Funding rates tell the first part of the story. They’ve been negative for a while now, and not just mildly. We’re talking deep dips to -0.01 and even -0.02. Shorts are firmly in control, and long traders are getting paid to stay in the game. Structurally, it screams bearish positioning.
But, the XRP price is sitting around $1.32, continuing its pattern of lower highs and lower lows. Normally, that aligns neatly with bearish sentiment. Except this time, the decline isn’t being driven by organic spot selling but it’s majorly being fueled by leveraged short positions.
That’s a subtle but important difference. The analyst PelinayPA’s post suggests fragility. Because when shorts dominate too much, the market becomes vulnerable to sharp reversals.
Also, during March 23–27, XRP ETFs saw a +2.66 million inflow. Institutional money is stepping in. Quietly, but clearly. So, what gives? Why is price still dropping?
Simple. Divergence. While institutions accumulate, the broader market continues to lean short.

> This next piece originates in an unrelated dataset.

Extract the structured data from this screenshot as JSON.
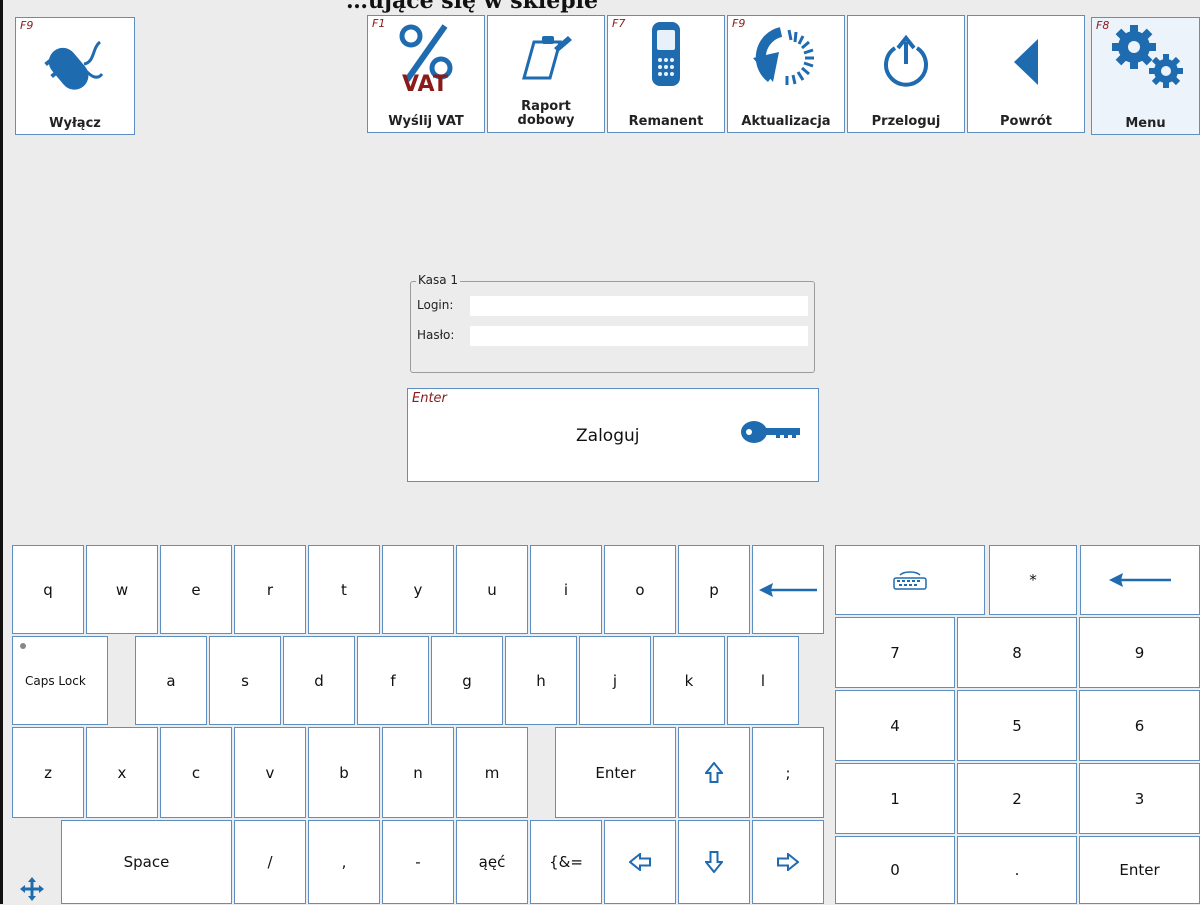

That disconnect creates a scenario where a sudden upward move could trigger a cascade of short liquidations. But don’t get too comfortable. If that squeeze happens, it could be met with aggressive spot selling from those same institutional players locking in gains. In other words, volatility isn’t just possible but it’s likely.
And then there’s the liquidity problem. AMM pool liquidity on the XRP Ledger has shrunk to $1.9 million, hovering near levels last seen before a previous major rally. But the context now feels different. Instead of building momentum, liquidity is stuck in a 30-day flatline.
DEX liquidity tells an even harsher story. From a peak of $280 billion post-ETF hype, it has collapsed to $104.2 billion. That’s not a cooldown it’s a retreat.
Add to that rising whale-to-exchange transactions through February and March, and it starts to look less like accumulation and more like distribution. Big players appear to be positioning for exits, not entries.
So, what’s next? The XRP price could be heading toward a deeper flush, with potential downside targets in the $0.90–$0.75 range. Not pretty but consistent with the current setup.
And yet, if price starts climbing while funding stays negative, that’s when things flip fast. Until then, every bounce might just be another trap in disguise for the XRP price.